Creator’s personal results and caveats:
- His own DRP1 improved by only 3 points and ATP5B by just 1 point, a weak response he attributes to running a 1mg dose (lowest effective dose, chosen to manage cost) and to a prolonged calorie surplus rather than genuine treatment failure.
- Organ-age markers moved unfavorably during this period (kidney age +1.5 years, heart age +2.2 years), and heart rate variability declined, all changes he attributes primarily to caloric excess, late eating windows, and larger dinners rather than to SS-31 itself.
- Gut and protein-metabolism markers (fecal calprotectin-type markers, nitrogen breakdown byproducts) also pointed toward general overconsumption, particularly excess protein intake above roughly 1g/lb bodyweight.
- He was simultaneously running SLU-PP-332 (a mitochondrial biogenesis/exercise-mimetic compound) with a 10-day overlap, and briefly trialled Saturday-only metformin (850mg) as an mTOR inhibitor, both of which he flags as confounds muddying his own data.
Practical protocol notes:
- Going forward, the plan is 2mg/day for 75 days every six months, up from the previous 1mg/70-day cycle, using 50mg vials from Elovian Labs, which the creator notes are purity- and sterility-tested (a distinction he says many peptide suppliers skip). This puts an extended cycle at roughly £390 despite more than doubling total peptide use, since larger vials reduce shipping vial waste and per-mg cost.
- Sequencing logic for SS-31 vs. MOTS-c: the “hardware first” heuristic (SS-31 repairing the inner mitochondrial membrane/cardiolipin before layering on MOTS-c) is a reasonable starting strategy, though the creator notes people who are more metabolically unhealthy tend to respond particularly well to MOTS-c specifically, so the ideal starting point may end up being individualized once better diagnostics exist.
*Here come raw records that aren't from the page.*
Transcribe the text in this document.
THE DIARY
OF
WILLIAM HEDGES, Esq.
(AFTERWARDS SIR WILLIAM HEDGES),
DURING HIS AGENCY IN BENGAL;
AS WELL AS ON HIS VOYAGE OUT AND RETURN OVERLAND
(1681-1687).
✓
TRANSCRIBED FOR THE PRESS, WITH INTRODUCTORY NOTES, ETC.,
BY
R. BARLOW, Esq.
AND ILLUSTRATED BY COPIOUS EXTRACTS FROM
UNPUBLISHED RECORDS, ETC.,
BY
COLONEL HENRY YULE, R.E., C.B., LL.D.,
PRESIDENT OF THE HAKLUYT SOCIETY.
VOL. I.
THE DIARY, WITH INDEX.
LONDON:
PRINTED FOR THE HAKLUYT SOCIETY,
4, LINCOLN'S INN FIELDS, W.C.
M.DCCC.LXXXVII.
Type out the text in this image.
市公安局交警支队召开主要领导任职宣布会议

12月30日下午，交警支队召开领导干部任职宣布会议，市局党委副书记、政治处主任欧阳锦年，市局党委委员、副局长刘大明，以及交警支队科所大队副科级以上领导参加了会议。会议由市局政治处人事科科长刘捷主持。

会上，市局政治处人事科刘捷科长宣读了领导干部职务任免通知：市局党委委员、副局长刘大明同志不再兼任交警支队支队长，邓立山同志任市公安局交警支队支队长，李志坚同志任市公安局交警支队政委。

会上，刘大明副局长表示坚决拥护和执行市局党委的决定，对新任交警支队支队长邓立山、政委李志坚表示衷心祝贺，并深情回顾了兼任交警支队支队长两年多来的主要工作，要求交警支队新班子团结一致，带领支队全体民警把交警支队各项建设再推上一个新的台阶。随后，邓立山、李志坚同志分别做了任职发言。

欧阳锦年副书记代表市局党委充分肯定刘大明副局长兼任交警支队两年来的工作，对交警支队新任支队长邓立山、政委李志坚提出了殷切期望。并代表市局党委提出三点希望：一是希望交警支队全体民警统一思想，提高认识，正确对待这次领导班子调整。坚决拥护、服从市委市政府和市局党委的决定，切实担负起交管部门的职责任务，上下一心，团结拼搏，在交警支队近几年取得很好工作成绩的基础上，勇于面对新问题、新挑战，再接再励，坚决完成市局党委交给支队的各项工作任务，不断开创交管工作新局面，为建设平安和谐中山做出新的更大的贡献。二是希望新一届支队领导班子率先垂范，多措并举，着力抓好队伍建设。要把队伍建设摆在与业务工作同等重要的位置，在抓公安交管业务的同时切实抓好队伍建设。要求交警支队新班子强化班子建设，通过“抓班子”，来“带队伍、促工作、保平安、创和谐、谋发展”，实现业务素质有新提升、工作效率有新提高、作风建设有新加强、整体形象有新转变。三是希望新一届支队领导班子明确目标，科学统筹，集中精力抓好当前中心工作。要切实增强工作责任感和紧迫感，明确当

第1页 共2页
- Side effects: SS-31 was reported as very well tolerated, with only one anecdotal report of mild stimulation in someone unusually sensitive to dopaminergic compounds. MOTS-c showed more injection-site redness by comparison.
Sounds like the calorie suplus might have been the least of his worries in terms of confounders.
Link to study?
He does run the website. Not a rigorous study like we’re used to it seems but he is pretty intensive with gathering biomarker data. Probably from some of his clients, so he’d likely know what they are taking overall.
Thanks for linking to it. Very cool report if the TrueHealth epigenetic reports are to be trusted.